Ce mardi, la Commission de Gouvernement Intérieur de la Chambre des Députés a notamment approuvé pour sa prochaine procédure générale le projet de loi qui vise à limiter l'accès des migrants en situation irrégulière aux prestations sociales. La proposition, soulevée par l'opposition, vise à « donner la priorité aux citoyens chiliens » et sera votée dans les semaines à venir au sein de la même Chambre.
Lors d'un point de presse, l'un de ses promoteurs, le député Juan Manuel Fuenzalida (UDI), a déclaré que « nous sommes très satisfaits de l'approbation du projet par la Commission et nous espérons que le Gouvernement lui donnera l'urgence pour qu'il soit voté prochainement à la Chambre », comme l'a déclaré BioBíoChili.
Selon le législateur, « la première chose est qu'il limite les prestations ou bénéfices, à charge fiscale, pour les migrants qui entrent irrégulièrement au Chili.

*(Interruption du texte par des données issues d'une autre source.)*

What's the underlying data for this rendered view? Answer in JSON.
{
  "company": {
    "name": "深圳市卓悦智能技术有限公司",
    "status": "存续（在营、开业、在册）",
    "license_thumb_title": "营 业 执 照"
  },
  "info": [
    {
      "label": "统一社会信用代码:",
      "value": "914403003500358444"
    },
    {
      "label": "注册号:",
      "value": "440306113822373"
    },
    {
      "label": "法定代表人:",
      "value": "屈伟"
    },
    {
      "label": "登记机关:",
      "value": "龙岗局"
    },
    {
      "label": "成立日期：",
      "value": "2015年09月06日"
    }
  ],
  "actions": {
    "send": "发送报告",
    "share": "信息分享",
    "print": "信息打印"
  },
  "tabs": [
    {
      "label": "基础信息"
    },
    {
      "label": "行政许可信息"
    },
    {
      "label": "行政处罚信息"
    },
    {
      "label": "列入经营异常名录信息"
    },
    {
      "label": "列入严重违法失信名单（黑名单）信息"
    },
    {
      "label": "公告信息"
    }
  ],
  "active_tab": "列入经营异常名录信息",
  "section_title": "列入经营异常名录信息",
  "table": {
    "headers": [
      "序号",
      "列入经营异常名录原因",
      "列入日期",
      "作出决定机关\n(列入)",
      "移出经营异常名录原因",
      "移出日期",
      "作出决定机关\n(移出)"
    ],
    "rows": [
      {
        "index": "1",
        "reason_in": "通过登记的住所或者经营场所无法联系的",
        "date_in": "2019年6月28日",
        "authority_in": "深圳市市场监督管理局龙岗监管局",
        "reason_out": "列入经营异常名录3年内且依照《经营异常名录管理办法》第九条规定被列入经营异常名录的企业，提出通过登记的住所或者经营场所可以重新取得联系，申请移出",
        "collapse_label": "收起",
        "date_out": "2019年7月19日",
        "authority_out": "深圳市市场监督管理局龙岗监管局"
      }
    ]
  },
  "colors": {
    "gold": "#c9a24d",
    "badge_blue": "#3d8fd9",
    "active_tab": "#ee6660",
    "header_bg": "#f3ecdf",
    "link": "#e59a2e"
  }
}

On a également approuvé une indication qui établit la priorité du Chilien en matière de soins de santé et de prestations éducatives », a-t-il expliqué.
En outre, « il a été possible d'établir une interdiction de fournir une identification par l'enregistrement dans une clinique, un Cesfam ou un organisme d'État, afin d'éviter qu'ils continuent à violer notre système », a ajouté Fuenzalida.
Dans le même ordre d'idées, le président de la Commission, le député Roberto Oyarzo (Indépendant), a estimé qu'avec ce projet « aucun Chilien ne se retrouvera dans la file d'attente à cause des migrants irréguliers qui passent par des passages non autorisés. Désormais, si le migrant vient et entre légalement, il bénéficiera de tous les avantages que l'État lui accorde », a-t-il conclu.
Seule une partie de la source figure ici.